In this paper we are going to focus on the problem of sparse PCA which can be written as:

[math]\displaystyle{ \textrm{maximize} \; x^{T}{A}x-\rho\textbf{Card}^{2}(x) }[/math]
[math]\displaystyle{ \textrm{subject} \; \textrm{to} \; \|x\|_2=1 }[/math]

where [math]\displaystyle{ z\in \textbf{R}^n }[/math] and [math]\displaystyle{ \sigma \in S_n }[/math] is the symmetric positive semi definite sample covariance matrix and [math]\displaystyle{ \rho }[/math] is a parameter which controls the sparsity and [math]\displaystyle{ Card(z) }[/math] express the cardinality of [math]\displaystyle{ z }[/math]. Note that solving the PCA problem is not complicated while solving Sparse PCA is NP hard.

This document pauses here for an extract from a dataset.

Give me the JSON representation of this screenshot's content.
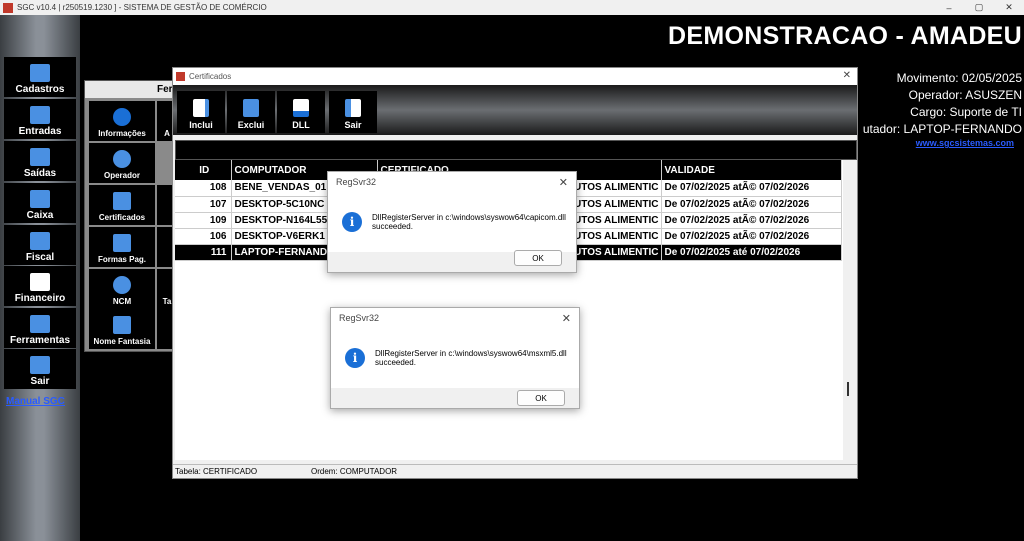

This paper first formulate sparse PCA problem and then derive a greedy algorithm for computing a full set of good solutions with total complexity [math]\displaystyle{ O(n^3) }[/math]. It also formulate a convex relaxation for sparse PCA and use it to derive a tractable sufficient conditions for a vector [math]\displaystyle{ z }[/math] to be a global optimum of the above formula.

Notation

  • For a vector [math]\displaystyle{ z }[/math], [math]\displaystyle{ \|z\|_1=\sum_{i=1}^n |z_i| }[/math] and [math]\displaystyle{ Card(z) }[/math]is the number of non-zero coefficients of [math]\displaystyle{ z }[/math], while the support [math]\displaystyle{ I }[/math] of [math]\displaystyle{ z }[/math] is the set [math]\displaystyle{ \{i: z_i \neq 0\} }[/math] and [math]\displaystyle{ I^c }[/math] denotes its complement. [math]\displaystyle{ \beta_{+} }[/math] show the maximum of [math]\displaystyle{ \{\beta , 0\} }[/math].
  • For a symmetric matrix [math]\displaystyle{ X }[/math] with eigenvalues [math]\displaystyle{ \lambda_i }[/math],[math]\displaystyle{ \textbf{Tr}(X)_{+}=\sum_{i=1}^{n}\max\{\lambda_i,0\} }[/math].
  • The vector of all ones is written [math]\displaystyle{ \textbf{1} }[/math]. The diagonal matrix with the vector [math]\displaystyle{ u }[/math] on the diagonal is written [math]\displaystyle{ \textbf{diag}(u) }[/math]